Elizabeth Prochaska, Consultant in Child Protection Unit at Farrer & Co, has kindly permitted us to cross-post “Criminal records checks – getting it right” first published on the website of Farrer & Co in April 2017
In January, the DBS announced the results of its initial compliance inspections of registered bodies and identified inappropriate barred list checks as one of its biggest areas of concern. The DBS has been visiting registered bodies since March 2016 and checking compliance with the DBS code of practice. The inspections revealed that registered bodies are requesting barred list checks when they are not required. The DBS said: ‘This is an offence and may result in an RB receiving information they are not legally entitled to see and the applicant being inappropriately investigated for trying to work in an activity they are barred from.’

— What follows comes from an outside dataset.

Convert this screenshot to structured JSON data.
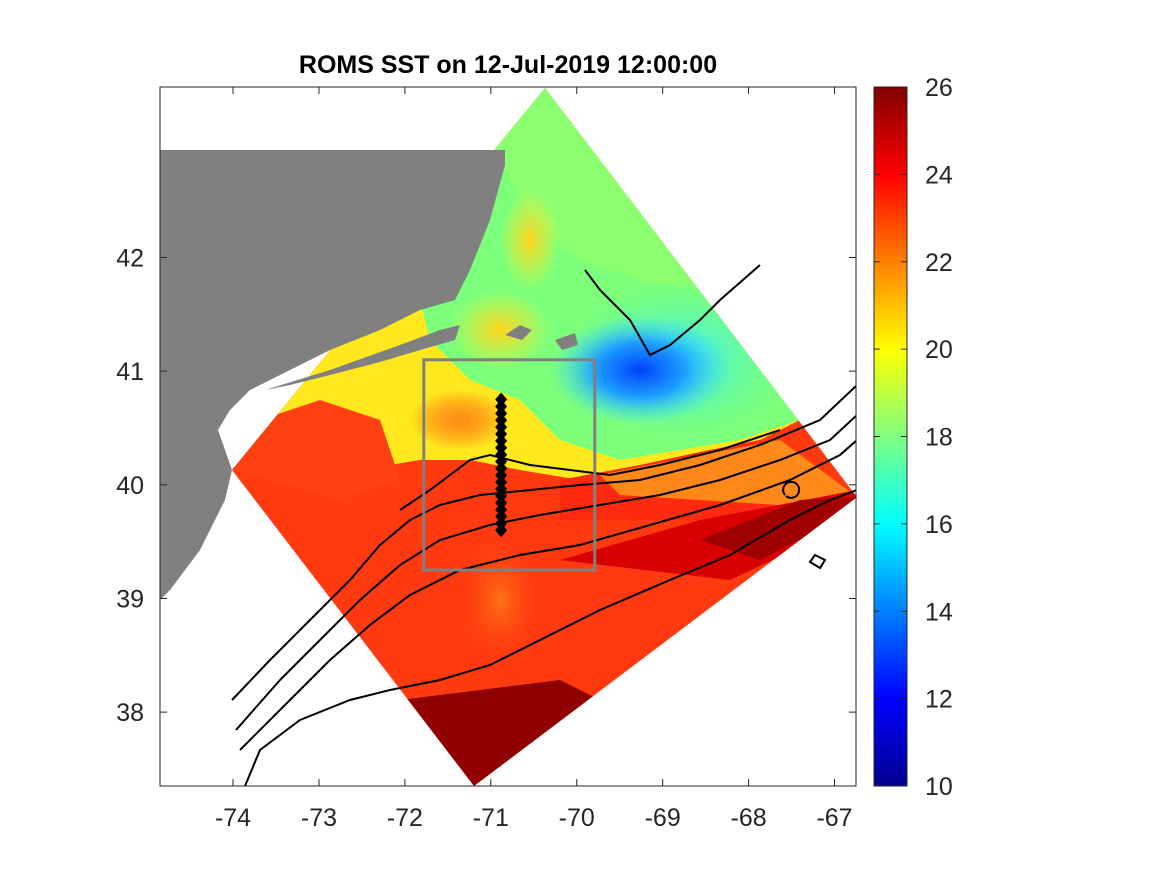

In the experience of the CPU, the problem of ‘over-compliance’ is a common one. Organisations often feel that they ought to err on the side of caution when checking staff and volunteers, but they should be aware that making a barred list check when it’s not required is unlawful. Barred lists checks are additional to an enhanced DBS check and they are only required when the person is working a role that involves ‘regulated activity’ (see the DfE guidance on what this covers).
The DBS has said that it will be circulating a questionnaire to determine registered bodies’ compliance. It will offer support to non-compliant organisations, but if they fail to improve, the DBS has the power to suspend or cancel their registration. Obtaining an unlawful barred list check can also breach the Data Protection Act and lead to action against registered bodies by the Information Commissioner. It’s important that registered bodies get it right and only apply for DBS checks when the person’s role requires it.
The rules on DBS checks are set out in the DBS code of practice and workforce guidance. These aren’t as user-friendly as they could be and we recommend using them in conjunction with the DBS eligibility checker.
This month there’s also been a development in the visa rules on overseas criminal records checks for people from outside the European Economic Area applying to work in an educational role. The Home Office has introduced a requirement that an overseas criminal record certificate will be required from any country where the applicant for a visa has worked for 12 months or more in the 10 years prior to their application.
The new rules will assist schools to comply with their safer recruitment obligations because they should be able to use the certificate obtained in the immigration process to satisfy the requirement in Keeping Children Safe in Education (September 2016), which requires schools to “make any further checks [on individuals who have lived or worked outside the UK] they think appropriate so that any relevant events that occurred outside the UK can be considered” (Paragraph 114). However, we note that the new visa requirement only requires a check to be carried out where the person has lived abroad for more than 12 months in the last 10 years. We know that some schools have implemented the recommendation in the Davies Review into Southbank International School that schools request overseas checks for staff who have lived or worked abroad for more than 3 months since the age of 18. These schools will need to be careful that they do not solely rely on the certificates obtained for the visa and check whether the applicant has lived abroad for shorter periods.
As these developments show, DBS requirements and expectations do change and all organisations should check the DBS website regularly to ensure that their practices are compliant and up to date.